Enquanto focado na solidão de seus personagens, o filme funciona bem. O problema é quando resolve ignorar as questões inicialmente propostas e investe em uma convencional corrida pela sobrevivência.
Em 2015, a ficção científica de Ridley Scott “Perdido em Marte” conquistou o público com o conto de sobrevivência de um astronauta isolado no planeta vermelho. Agora, em 2016, o diretor Morten Tyldum (“Jogo da Imitação”) e o roteirista Jon Spaihts (que, curiosamente, trabalhou com Ridley Scott no primeiro tratamento de “Prometheus”) lança “Passageiros”, que divide com a fita estrelada por Matt Damon parte de sua premissa.
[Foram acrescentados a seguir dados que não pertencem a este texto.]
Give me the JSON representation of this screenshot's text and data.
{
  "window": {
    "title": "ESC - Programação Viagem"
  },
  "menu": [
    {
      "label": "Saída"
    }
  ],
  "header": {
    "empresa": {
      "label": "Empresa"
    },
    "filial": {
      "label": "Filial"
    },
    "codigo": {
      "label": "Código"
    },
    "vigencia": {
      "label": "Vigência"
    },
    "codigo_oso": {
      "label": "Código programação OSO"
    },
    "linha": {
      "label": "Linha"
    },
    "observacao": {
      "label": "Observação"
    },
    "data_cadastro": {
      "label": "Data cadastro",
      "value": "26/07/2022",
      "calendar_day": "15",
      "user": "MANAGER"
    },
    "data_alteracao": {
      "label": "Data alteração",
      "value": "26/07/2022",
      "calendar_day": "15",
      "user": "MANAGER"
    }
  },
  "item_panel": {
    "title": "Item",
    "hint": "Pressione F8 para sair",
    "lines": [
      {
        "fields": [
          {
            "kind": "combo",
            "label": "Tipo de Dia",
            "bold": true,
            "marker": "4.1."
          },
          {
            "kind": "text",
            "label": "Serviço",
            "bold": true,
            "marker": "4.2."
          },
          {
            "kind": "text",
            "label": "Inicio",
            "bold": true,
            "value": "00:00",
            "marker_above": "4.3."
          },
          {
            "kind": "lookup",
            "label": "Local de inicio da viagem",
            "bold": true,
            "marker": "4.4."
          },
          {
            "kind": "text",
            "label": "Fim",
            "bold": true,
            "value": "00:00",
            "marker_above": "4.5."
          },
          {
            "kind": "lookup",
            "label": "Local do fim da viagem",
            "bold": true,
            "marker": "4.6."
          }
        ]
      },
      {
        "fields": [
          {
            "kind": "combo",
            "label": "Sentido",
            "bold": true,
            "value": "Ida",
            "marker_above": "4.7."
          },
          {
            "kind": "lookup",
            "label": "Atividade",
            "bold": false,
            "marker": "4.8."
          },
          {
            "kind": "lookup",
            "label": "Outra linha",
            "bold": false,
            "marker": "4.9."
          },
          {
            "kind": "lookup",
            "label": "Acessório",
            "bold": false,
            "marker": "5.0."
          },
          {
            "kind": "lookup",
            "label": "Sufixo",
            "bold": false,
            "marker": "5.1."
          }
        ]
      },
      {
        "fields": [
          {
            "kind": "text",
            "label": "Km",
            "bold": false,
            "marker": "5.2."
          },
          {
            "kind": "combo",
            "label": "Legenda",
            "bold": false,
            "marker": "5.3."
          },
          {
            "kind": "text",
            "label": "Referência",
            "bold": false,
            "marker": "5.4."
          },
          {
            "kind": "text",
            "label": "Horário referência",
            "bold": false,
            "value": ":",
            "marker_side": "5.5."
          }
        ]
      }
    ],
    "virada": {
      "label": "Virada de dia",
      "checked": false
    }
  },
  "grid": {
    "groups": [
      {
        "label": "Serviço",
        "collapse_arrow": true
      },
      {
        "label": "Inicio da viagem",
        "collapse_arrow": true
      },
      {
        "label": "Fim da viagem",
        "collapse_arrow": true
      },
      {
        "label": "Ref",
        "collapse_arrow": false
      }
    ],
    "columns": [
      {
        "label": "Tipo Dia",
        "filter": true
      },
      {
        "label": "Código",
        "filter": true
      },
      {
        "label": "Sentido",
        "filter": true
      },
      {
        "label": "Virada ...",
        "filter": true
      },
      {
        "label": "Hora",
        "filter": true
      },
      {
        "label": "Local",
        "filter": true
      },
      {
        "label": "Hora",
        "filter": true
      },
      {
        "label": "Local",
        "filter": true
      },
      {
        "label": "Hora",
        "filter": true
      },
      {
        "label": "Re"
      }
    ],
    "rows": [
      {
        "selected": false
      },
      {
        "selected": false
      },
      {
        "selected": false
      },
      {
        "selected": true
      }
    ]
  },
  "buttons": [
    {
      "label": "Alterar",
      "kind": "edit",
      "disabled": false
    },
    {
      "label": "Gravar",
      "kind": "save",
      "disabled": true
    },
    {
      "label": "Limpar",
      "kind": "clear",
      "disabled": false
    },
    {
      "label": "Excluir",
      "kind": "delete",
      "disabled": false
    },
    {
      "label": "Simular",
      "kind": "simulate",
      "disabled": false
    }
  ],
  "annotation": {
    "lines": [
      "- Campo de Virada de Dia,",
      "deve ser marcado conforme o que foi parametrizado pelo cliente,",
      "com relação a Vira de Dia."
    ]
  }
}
Em um futuro distante, a humanidade colonizou diversos planetas no espaço, com viagens interestelares que demoram mais de um século, período no qual a tripulação e passageiros permanecem em hibernação criogênica. Durante uma das viagens da nave Avalon, a embarcação é atingida por uma chuva de meteoros, o que acaba provocando um curto em uma das cápsulas de hibernação, justamente a que levava o engenheiro mecânico Jim (Chris Pratt), isso enquanto ainda restavam noventa anos de viagem até o destino e o despertar dos demais cinco mil passageiros.
Esse primeiro ato do filme também é o seu trecho mais interessante. O desorientado personagem vivido por Chris Pratt passa por diversos momentos diferentes até aceitar a inevitabilidade de sua situação, tentando de toda forma arrumar um meio de voltar a seu sono criogênico, sob pena de solidão perpétua no frio do espaço, tendo apenas os nada úteis computadores da nave e o barman robótico Arthur (Michael Sheen) como companhia.
Conforme colocou Aristóteles, o homem é um animal social e até mesmo a justificativa de Jim para sua viagem segue o pensamento do filósofo, afirmando que ele seria mais útil em um mundo novo, onde as coisas são consertadas e não substituídas. Uma existência solitária e sem chances de interação significativa com seus pares pode ser muito bem considerada uma tortura, pois privaria o indivíduo daquilo que o define como único, justamente a existência e o consequente olhar do outro.
Neste sentido, Pratt encarna com perfeição o desespero crescente do protagonista. O ator carrega o trecho inicial da projeção com espantosa segurança graças a seu carisma, tornando críveis as reações de Jim perante o indescritível apuro em que está.
Daí, no ato intermediário da narrativa, surge Aurora Lane (Jennifer Lawrence) e o próprio despertar da moça traz para Jim novos dilemas, morais e éticos. Ou ao menos deveria trazer. Ver as interações iniciais dos dois, como criaturas isoladas que jamais se encontrariam – ele um engenheiro mecânico de classe baixa, ela uma escritora de família rica – é interessante mas, depois do flerte inicial, acompanhar a relação se torna tedioso justamente porque na “felicidade acidental” deles (descrita assim pela própria Aurora) não há conflito ou drama.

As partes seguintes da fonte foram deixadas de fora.